一方で、他国に核を拡散させない義務を守ると言明したが、額面通りには受け取れない。北朝鮮はNPTからの脱退宣言をし、核施設への査察も拒否したままだ。警戒を緩めるわけにはいかない。

報告では、核開発と経済建設の「並進路線」を、恒久的に堅持すると強調した。

核戦力を強化すれば国内の求心力が高まる、核兵器があれば通常兵器の更新に必要な巨額の費用を節約できる、カネが余れば経済建設に回せる−。指導部はこんな皮算用をしているのではないか。

だが、核、ミサイル開発を続ける限り、国連安全保障理事会の決議に基づく国際社会の制裁が緩和される可能性は低い。石油や原材料は十分輸入できず、中国などからの外資導入も期待できない。自力更生で乗り切ろうとしても、限界がある。

金第一書記は報告で、二〇二〇年までの「国家経済発展五カ年戦略」を発表し、「人民経済の向上」に取り組むと繰り返し述べた。

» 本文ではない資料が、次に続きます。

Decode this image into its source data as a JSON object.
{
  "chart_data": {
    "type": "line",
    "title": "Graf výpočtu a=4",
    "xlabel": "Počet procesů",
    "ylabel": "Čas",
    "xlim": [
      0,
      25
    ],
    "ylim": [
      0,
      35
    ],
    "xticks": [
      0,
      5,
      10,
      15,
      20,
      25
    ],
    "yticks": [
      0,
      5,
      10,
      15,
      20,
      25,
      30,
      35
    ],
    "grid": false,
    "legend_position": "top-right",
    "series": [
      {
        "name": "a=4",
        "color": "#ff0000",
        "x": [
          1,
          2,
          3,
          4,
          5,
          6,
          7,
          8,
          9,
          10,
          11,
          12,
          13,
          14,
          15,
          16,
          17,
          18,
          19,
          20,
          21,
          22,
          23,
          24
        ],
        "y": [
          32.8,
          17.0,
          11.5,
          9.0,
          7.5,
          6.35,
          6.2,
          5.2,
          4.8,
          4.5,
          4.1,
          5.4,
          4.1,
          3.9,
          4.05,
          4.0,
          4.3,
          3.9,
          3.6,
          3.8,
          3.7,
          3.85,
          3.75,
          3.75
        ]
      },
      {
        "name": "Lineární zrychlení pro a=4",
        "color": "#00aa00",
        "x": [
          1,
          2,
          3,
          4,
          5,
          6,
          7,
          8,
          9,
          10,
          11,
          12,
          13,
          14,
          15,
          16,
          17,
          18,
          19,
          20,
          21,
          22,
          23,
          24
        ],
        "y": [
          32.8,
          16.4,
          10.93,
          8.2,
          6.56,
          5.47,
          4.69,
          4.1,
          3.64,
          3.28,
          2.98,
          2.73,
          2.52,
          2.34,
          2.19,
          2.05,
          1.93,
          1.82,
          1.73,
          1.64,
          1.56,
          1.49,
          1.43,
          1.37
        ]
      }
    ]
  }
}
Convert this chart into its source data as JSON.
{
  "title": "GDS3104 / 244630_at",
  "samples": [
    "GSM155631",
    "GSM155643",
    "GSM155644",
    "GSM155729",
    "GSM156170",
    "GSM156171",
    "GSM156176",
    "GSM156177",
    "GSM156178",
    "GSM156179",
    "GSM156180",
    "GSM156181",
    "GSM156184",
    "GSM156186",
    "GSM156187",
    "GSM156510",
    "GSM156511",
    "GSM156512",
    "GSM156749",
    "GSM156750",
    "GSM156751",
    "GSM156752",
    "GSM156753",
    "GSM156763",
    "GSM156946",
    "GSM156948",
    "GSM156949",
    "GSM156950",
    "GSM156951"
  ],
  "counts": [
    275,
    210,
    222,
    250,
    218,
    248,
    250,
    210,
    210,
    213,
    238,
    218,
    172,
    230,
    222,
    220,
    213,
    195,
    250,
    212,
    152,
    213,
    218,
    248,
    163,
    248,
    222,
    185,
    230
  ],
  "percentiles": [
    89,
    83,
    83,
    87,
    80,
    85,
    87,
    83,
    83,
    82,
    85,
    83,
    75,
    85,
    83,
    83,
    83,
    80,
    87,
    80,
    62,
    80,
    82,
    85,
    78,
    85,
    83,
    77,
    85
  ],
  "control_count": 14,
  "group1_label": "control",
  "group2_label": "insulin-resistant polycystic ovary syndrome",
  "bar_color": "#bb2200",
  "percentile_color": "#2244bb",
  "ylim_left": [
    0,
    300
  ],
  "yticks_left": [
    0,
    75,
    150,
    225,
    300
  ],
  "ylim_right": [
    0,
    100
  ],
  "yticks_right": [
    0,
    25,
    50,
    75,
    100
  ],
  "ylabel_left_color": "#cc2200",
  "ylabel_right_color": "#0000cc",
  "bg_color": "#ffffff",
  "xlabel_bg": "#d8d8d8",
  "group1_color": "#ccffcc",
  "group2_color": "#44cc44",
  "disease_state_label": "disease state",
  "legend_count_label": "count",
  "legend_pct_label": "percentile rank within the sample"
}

経済計画を策定し、その場しのぎの政策を改めようとする意欲には注目したい。それでも、制裁が続けば、核と経済の二兎(にと)を追うのはやがて行き詰まるだろう。両立はできないと知るべきだ。

外交面での報告では、米国に敵視政策の変更を重ねて求め、日本には過去の植民地支配の反省と謝罪を求めただけだった。韓国に対しては、非難しながらも、統一構想の論議など南北対話の再開と関係改善を訴えた。

金第一書記は大会に、人民服でなくスーツ姿で臨んだ。ソフトなイメージを打ち出し、対外的に柔軟になるのではとの臆測もある。だとすれば、まず核とミサイルの開発を中断し、外交に本格的に取り組むべきだろう。